Daily Aggravation 27: When people stand too close to you in line

What is it with people who don’t understand the rules that govern spatial boundaries between strangers? If I’m patiently waiting in line at Dean & Deluca (and hopefully not https://cnierman.wordpress.com/2012/03/19/daily-aggravation-15-waiting-in-line-at-dean-deluca/), then you should be at least six inches away from me at all times. Here’s a tip: if you’re standing so close to someone that you can lecherously smell her hair, you’re standing way too fucking close.

Daily Aggravation 15: Waiting in line at Dean & Deluca

Something about waiting in line at Dean & Deluca makes me feel like I’m going to pass out. Out of nowhere, I start to feel lightheaded and panicky and then I lose my hearing and everything starts to turn white. Once it was so bad that I had to thieve a bottle of water off the shelf and spend 10 minutes squatting in the spices aisle to minimize any head trauma that might’ve ensued if I had fainted on the tile floor. I’m puzzled as to why this only happens to me at Dean & Deluca, but I’m pretty sure that it’s because my subconscious finds it disgusting that I am willing to shell out $8 for a couple of pieces of spoiled fish wrapped in old rice.

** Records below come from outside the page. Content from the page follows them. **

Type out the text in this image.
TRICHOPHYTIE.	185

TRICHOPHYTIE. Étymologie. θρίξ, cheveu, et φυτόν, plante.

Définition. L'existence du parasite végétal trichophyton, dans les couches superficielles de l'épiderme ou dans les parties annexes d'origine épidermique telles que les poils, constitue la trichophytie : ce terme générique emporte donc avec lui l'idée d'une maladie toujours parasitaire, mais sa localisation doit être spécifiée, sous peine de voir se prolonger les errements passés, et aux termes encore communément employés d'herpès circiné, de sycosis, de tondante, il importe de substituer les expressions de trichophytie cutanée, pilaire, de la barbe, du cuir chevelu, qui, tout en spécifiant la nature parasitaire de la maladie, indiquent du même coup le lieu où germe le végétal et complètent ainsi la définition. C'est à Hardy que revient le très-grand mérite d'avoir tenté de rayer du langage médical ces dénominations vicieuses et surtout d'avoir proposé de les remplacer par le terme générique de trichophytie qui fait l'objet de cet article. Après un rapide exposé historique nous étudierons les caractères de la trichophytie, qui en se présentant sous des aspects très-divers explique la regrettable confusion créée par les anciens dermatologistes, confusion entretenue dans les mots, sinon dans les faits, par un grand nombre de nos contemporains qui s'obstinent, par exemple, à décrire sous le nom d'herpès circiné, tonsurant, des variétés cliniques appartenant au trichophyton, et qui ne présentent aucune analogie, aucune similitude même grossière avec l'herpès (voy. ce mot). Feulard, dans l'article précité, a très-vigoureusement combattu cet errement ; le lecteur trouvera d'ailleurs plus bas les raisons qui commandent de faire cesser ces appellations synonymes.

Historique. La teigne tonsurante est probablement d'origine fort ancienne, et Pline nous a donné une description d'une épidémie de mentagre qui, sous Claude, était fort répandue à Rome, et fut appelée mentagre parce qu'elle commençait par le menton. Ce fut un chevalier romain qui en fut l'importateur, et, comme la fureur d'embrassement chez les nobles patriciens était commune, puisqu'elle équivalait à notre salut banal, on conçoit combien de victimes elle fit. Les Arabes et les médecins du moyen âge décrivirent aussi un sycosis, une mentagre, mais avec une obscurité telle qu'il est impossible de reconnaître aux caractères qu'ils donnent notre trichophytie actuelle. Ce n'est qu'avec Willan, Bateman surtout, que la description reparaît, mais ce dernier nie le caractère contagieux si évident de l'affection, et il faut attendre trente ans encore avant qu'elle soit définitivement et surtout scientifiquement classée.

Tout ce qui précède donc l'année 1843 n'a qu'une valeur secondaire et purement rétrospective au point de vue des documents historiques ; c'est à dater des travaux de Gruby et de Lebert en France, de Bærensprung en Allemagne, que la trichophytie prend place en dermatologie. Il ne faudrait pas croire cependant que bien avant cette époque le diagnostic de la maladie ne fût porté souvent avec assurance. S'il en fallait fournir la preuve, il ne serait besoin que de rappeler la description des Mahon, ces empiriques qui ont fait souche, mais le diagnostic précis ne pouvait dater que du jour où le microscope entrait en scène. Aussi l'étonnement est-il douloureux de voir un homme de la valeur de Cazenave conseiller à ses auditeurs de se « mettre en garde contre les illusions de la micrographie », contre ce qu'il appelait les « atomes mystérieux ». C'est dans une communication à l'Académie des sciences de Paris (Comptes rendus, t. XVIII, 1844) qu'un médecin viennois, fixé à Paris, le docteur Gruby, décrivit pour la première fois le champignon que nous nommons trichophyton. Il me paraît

Daily Aggravation 14: People who don’t understand Starbucks protocol

I’m almost embarrassed to admit that I’ve been to a Starbucks in every country I’ve visited except France (‘almost’ being the operative word here). Quite frankly, I find the consistency of the Starbucks experience to be soothing: it’s nice and formulaic, just like my favorite crime serials (to use the parlance of 1932). Seriously, and take my word for it, every Starbucks everywhere is the exact same – if I hadn’t had to speak pidgin Spanish at the Starbucks in Barcelona, I would’ve sworn that I was in America. So what’s with people who still don’t get how the line at Starbucks works? Take this morning, for example, when I was trying to get my Perfect Oatmeal on and some Scandinavian dude with a “David the Gnome” beard and tapered sweatpants was having a REALLY DIFFICULT TIME walking in the direction of an arrow (which I’m pretty sure is an activity that even Neanderthals had mastered). He caused a total commotion and kept pulling out his receipt and exchanging words with the barista and it was super weird and irritating. The message of this story is that the Scandinavian guy at Starbucks this morning was a moron.